The rainbow eucalyptus trees are indigenous to the northern hemisphere. The trees thrive in a tropical forest where there is a lot of rain. They are
grown in Indonesia, New Guinea, as well as the Philippines. The trees can grow up to about 250 feet.
Most people, when they see the rainbow eucalyptus tree for the first time, would think that someone has painted the tree as the colors are so vibrant, and it has an astringent fragrance. Eucalyptus trees have a minty, pine scent smell with a touch of honey. Although there are more than 600 species globally, all vary in physical shape and fragrance.
As the rainbow eucalyptus tree sheds its bark, it exposes different colors, first bright green, and then it turns to red, orange, and purple tones before turning back to brown as the bark matures. No two rainbow eucalyptus trees will look the same as they shed strips of bark in different spots. It is a living work of art.

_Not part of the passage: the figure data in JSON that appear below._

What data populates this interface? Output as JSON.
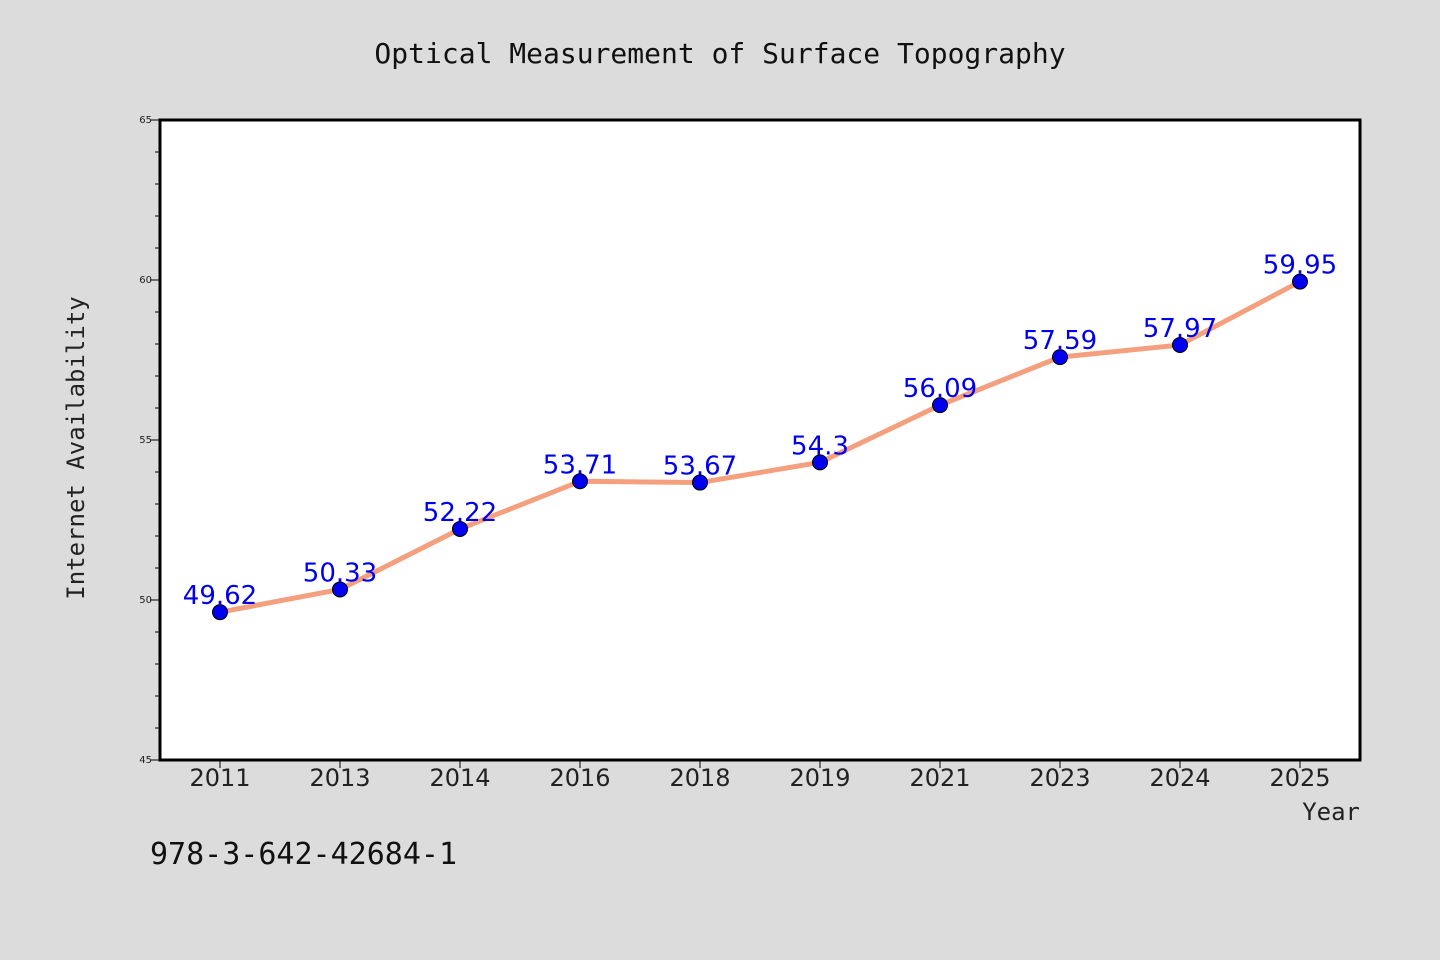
{
  "chart_data": {
    "type": "line",
    "title": "Optical Measurement of Surface Topography",
    "xlabel": "Year",
    "ylabel": "Internet Availability",
    "categories": [
      "2011",
      "2013",
      "2014",
      "2016",
      "2018",
      "2019",
      "2021",
      "2023",
      "2024",
      "2025"
    ],
    "series": [
      {
        "values": [
          49.62,
          50.33,
          52.22,
          53.71,
          53.67,
          54.3,
          56.09,
          57.59,
          57.97,
          59.95
        ],
        "value_labels": [
          "49.62",
          "50.33",
          "52.22",
          "53.71",
          "53.67",
          "54.3",
          "56.09",
          "57.59",
          "57.97",
          "59.95"
        ]
      }
    ],
    "ylim": [
      45,
      65
    ],
    "yticks": [
      "45",
      "50",
      "55",
      "60",
      "65"
    ],
    "grid": false,
    "legend": "none",
    "colors": {
      "line": "#f4a07e",
      "marker": "#0000ee",
      "label": "#0000ee",
      "background": "#dcdcdc",
      "plot_background": "#ffffff"
    }
  },
  "footer": {
    "code": "978-3-642-42684-1"
  }
}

In the U.S., the rainbow eucalyptus tree grows in frost-free climates, like the southern parts of California, Texas, Florida, and Hawaii, although they only tend to grow to about half the height, it can reach.
Where the bark of the Rainbow eucalyptus trees slough off, it is actually discarding accumulated air pollution that is captured there.
Eucalyptus trees shallow roots can cause problems for homeowners; therefore, it is not advisable to grow it in the vicinity of your house as it can damage pipes, plumbing, etc.
Although eucalyptus trees are so beautiful, they are not edible as the leaves are known to be poisonous.
The lack of broad-leaves means that they are not good nesting places for animals, such as birds and insects. Eucalyptus trees are prone to fire as the oils of the eucalyptus tree make them extremely flammable.